Quiconque cherchant une réponse à la cause des multiples références orientales très présentes dans ce film ne sortira pas de la salle satisfait. Même si la dernière partie du film se passe en Asie et nous montre l’importance renforcée du libraire/guerrier Wong ses réponses n’arrivent pas... Tilda Swinton est bien évidemment excellente dans son rôle qui a été modifié pour elle (L’ancien étant un homme à l’origine). Dans une volonté progressiste, les personnages féminins forts prennent de l’importance. L'histoire se concentre aussi sur des dilemmes similaires à ceux de Strange : la vie face à la mort, l’ombre contre la lumière, le bien opposé au mal, le ying et le yang …

Ce film à l'histoire indépendante par rapport aux autres Marvel est sans conteste le plus inventif des films du studio. C’est une indication très positive sur la volonté de Marvel d’aller dans une nouvelle direction. Le travail avec la 3D est impressionnant particulièrement quand Derrickson filme les images très naturelles de Katmandou qui nous transportent dans une profondeur fantastique.
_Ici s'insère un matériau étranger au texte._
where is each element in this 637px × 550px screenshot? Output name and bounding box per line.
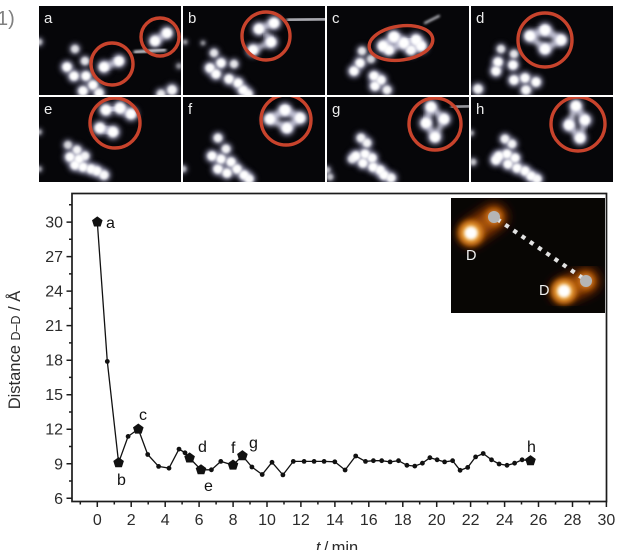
svg-text:12: 12 (292, 512, 310, 529)
svg-text:h: h (476, 101, 484, 118)
svg-text:b: b (188, 10, 196, 27)
svg-text:24: 24 (45, 284, 63, 301)
svg-text:c: c (332, 10, 340, 27)
svg-text:15: 15 (45, 387, 63, 404)
svg-text:10: 10 (258, 512, 276, 529)
svg-text:6: 6 (54, 491, 63, 508)
svg-text:26: 26 (530, 512, 548, 529)
svg-text:16: 16 (360, 512, 378, 529)
svg-text:28: 28 (564, 512, 582, 529)
svg-text:g: g (332, 101, 340, 118)
svg-text:0: 0 (93, 512, 102, 529)
svg-text:f: f (231, 440, 236, 457)
svg-text:30: 30 (598, 512, 616, 529)
svg-text:f: f (188, 101, 193, 118)
svg-text:22: 22 (462, 512, 480, 529)
svg-text:30: 30 (45, 215, 63, 232)
svg-text:14: 14 (326, 512, 344, 529)
svg-text:4: 4 (161, 512, 170, 529)
svg-text:18: 18 (394, 512, 412, 529)
svg-text:a: a (106, 215, 115, 232)
svg-text:1): 1) (0, 8, 15, 30)
svg-text:18: 18 (45, 353, 63, 370)
svg-text:2: 2 (127, 512, 136, 529)
svg-text:e: e (44, 101, 52, 118)
svg-text:21: 21 (45, 318, 63, 335)
svg-text:Distance D–D / Å: Distance D–D / Å (5, 291, 24, 410)
svg-text:c: c (139, 407, 147, 424)
svg-text:e: e (204, 478, 213, 495)
svg-text:a: a (44, 10, 53, 27)
svg-text:8: 8 (229, 512, 238, 529)
svg-text:24: 24 (496, 512, 514, 529)
svg-text:9: 9 (54, 456, 63, 473)
svg-text:d: d (476, 10, 484, 27)
svg-text:6: 6 (195, 512, 204, 529)
svg-text:D: D (539, 283, 549, 299)
svg-text:g: g (249, 435, 258, 452)
svg-text:d: d (198, 439, 207, 456)
svg-text:b: b (117, 472, 126, 489)
svg-text:20: 20 (428, 512, 446, 529)
svg-text:h: h (527, 439, 536, 456)
svg-text:D: D (466, 248, 476, 264)
svg-text:t / min: t / min (316, 539, 358, 550)
svg-text:27: 27 (45, 249, 63, 266)
svg-text:12: 12 (45, 422, 63, 439)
Les effets spéciaux de Docteur Strange nous propulsent dans un monde inouï scène après scène. Le réalisateur a réussi à nous transporter dans chaque séquence vers une apogée incroyable dans laquelle les rue de Hong Kong servent de décor à la bataille finale entre Strange et le plus invisible des éléments : le temps. 

La leçon s’il y en a une à retirer est celle-ci : l’histoire de Strange est ancrée dans l'actualité. Cela peut nous être bénéfique dans un monde où il y a une telle division entre les intérêts personnels cyniques et l’harmonie totalement idéaliste dont on rêve. Si les crétins comme Strange peuvent apprendre que servir un idéal plus important que le sien est le meilleur usage que l'on peut faire de ses talents, alors nous pouvons espérer que tous les imbéciles du monde réel peuvent à leur tour ouvrir les yeux quand on leur fait contempler la vie, la mort et leur place dans l’univers ; même si, pour ce faire, il faut les traîner par la main jusque dans une salle de cinéma pour voir ce film psychédélique proposé par Marvel.